Wednesday, August 10, 2005

CITIZEN JOURNALISM: DON'T TRY IT OUTSIDE THE HOME! A few years ago Jonah Goldberg laughed (spraying cracker crumbs and globules of Marshmallow Fluff, no doubt) to think of Al Franken and his sissy liberal colleagues trying to compete in the rough-and-tumble world of talk radio. "Conservatives are more entertaining than liberals," said Goldberg, because liberals always had to watch what they said -- "They respect all sorts of false pieties which conservatives can poke fun of. They dance around politically correct landmines and confuse themselves for ballerinas" -- whereas wingers could let the good times roll a la, well, Jonah Goldberg. And of course the straitjacketed libs were always bitching and moaning that oooh, the wingers were being demogogues. Bwa ha ha. Fuck those guys.

Flash forward to last weekend, when liberal op James Carville managed with the rhetorical equivalent of a pinky thrust to knock crusty old Bob Novak right off his rocker. Jonah Goldberg, now scowling parentally in his toga, reacts:
This all illuminates the rot in cable-news political discourse...

...I disagree with the Bush administration on a wide number of issues — from immigration policy and “compassionate conservatism” to its grotesque overspending. But it’s very hard to offer a balanced defense when your opponent is shouting that you’re a whore to the GOP and that Bush is a liar with his pants on fire...
Yes, the world of talk TV is too rough-and-tumble for Goldberg. Maybe the addition of visuals pushes the thing over the edge for him.

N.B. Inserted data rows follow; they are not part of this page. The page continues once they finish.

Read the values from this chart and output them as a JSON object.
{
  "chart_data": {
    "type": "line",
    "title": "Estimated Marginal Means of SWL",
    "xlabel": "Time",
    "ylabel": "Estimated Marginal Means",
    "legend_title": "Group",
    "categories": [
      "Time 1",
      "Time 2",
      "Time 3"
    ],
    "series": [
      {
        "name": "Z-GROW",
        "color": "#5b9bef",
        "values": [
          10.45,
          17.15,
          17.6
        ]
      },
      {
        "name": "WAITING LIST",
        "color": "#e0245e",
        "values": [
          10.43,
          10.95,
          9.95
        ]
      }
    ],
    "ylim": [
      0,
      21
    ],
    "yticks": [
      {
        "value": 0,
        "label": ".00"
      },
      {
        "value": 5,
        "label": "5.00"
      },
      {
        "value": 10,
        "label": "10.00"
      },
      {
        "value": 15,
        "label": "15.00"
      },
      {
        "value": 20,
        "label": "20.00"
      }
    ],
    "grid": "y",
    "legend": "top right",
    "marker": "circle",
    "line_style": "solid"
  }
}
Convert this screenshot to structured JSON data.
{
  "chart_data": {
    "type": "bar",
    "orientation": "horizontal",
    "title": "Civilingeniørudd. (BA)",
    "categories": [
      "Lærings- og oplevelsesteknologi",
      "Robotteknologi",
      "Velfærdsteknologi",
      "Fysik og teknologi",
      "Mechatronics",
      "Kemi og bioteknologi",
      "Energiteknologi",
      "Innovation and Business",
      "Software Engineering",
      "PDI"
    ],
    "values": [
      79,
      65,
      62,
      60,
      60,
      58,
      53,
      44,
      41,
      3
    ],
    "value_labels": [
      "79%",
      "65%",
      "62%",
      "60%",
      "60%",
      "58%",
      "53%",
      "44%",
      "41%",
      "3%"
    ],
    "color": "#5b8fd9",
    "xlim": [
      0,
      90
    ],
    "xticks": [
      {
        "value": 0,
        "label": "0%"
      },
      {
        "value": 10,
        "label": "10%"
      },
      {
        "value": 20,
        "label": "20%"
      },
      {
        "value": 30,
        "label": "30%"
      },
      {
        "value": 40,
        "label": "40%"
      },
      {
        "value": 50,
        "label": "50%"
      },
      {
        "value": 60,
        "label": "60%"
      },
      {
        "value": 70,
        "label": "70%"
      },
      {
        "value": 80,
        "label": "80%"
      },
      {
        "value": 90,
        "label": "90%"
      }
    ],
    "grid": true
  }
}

Now to be fair, this is not the linchpin of Goldberg's argument. Maybe he started out like that, then realized how ridiculous he, wielder of the NatRev whoopee-cushion, sounded in Comstock mode. In any case, he guides our attention to the harrumph-harrumph real problem: too many political operatives on TV, as opposed to creatures of pure air, light, political philosophy, and barbecue sauce such as Jonah Goldberg.

Tucker Carlson and Bob Novak "are journalists," says Goldberg, "opinion journalists, to be sure, but journalists nonetheless. They speak for nobody but themselves and they have a long-term interest in maintaining their credibility." Whereas trash like Carville and Paul Begala, he informs us, are "party operatives and always have been. They were even advisers to the Kerry campaign while still keeping their 'analyst' jobs at CNN."

Yes, Jonah Goldberg is arguing that professional journalists are more credible than outsiders with other jobs. Good thing Ole Perfesser Reynolds is on vacation, because I'm sure the celebrated Citizen Journalist would pounce right on that elitist thinking! In fact, I'm sure all the pie-eaters are rising up against Goldberg as I write this. There must be something wrong with Technorati, which is not showing any such activity.

I wonder if Goldberg would consider the problem solved if the nets replaced operatives like Carville and Begala with -- oh, let's say Eric Alterman and Juan Cole. I'm guessing not.